Clergy Abuse Victims: ‘We Demand Justice’

L.A. Now: Standing a few feet outside the doors of the Los Angeles Archdiocese headquarters, clergy abuse victims who settled with the church in a landmark $660-million settlement called for the release of the documents it agreed to make public in 2007.

The demands come in the wake of internal Catholic church records released Monday in a separate claim. Those memos, written in 1986 and 1987 by Archbishop Roger M. Mahony and Msgr. Thomas J. Curry, then the archdiocese’s chief advisor on sex abuse cases, displayed a concerted effort by officials to shield abusers from police.

Flanked by people who said they were abused by clergy, Joelle Casteix, western regional director of Survivors Network of Those Abused by Priests, demanded the release of the files. She also called for the immediate removal and punishment of any abuser still in the church.

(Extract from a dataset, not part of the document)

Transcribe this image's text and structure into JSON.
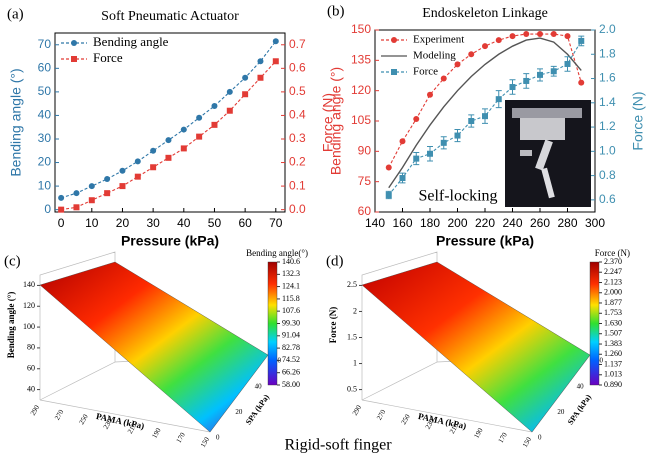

Archbishop Jose Gomez of Los Angeles must end his silence, Casteix said, and release the unredacted documents of those involved in molesting children, as well as those who helped cover it up.

“They must be held accountable to the same laws that everyone standing behind me here is held accountable to,” Casteix said. “We are victims of clergy sexual abuse and supporters. We demand justice; we deserve justice.”

Manuel Vega, one of the victims who was part of the 2007 settlement, said he was abused from the time he was 10 years old until he was 15. He said it’s important for the public to understand exactly what took place and why the unreleased files are important.
“To feel the hands of the priest on me, the breath of the priest on the back of my neck, to feel him press against my body, to feel him violate me,” Vega said, “you have to put yourself in that moment to see what Cardinal Mahony is protecting.”
Vega said he remains frustrated because the lawsuit was about making the abuse files public and holding those responsible accountable — and not about money.

“The church continues to drag its feet,” Vega said. “Try living in my shoes for one day.”

Jim Robertson, 66, of Los Angeles said he was abused by two religious brothers at Junípero Serra High School in Gardena. One of them, he said, abused him for 10 days until a friend he confided in told school administrators.

On Tuesday,  Robertson, who was part of the 2007 settlement, held up a pair of handcuffs and said they should be used to bring clergy who abused children to justice. Robertson said he used the same cuffs to tie himself to Mahony’s chair during a 2005 church service in protest of how the church handled the abuse cases.

“This is for the victims who are dead,” he said, holding the handcuffs in the air. “This is for the victims who have not been compensated.”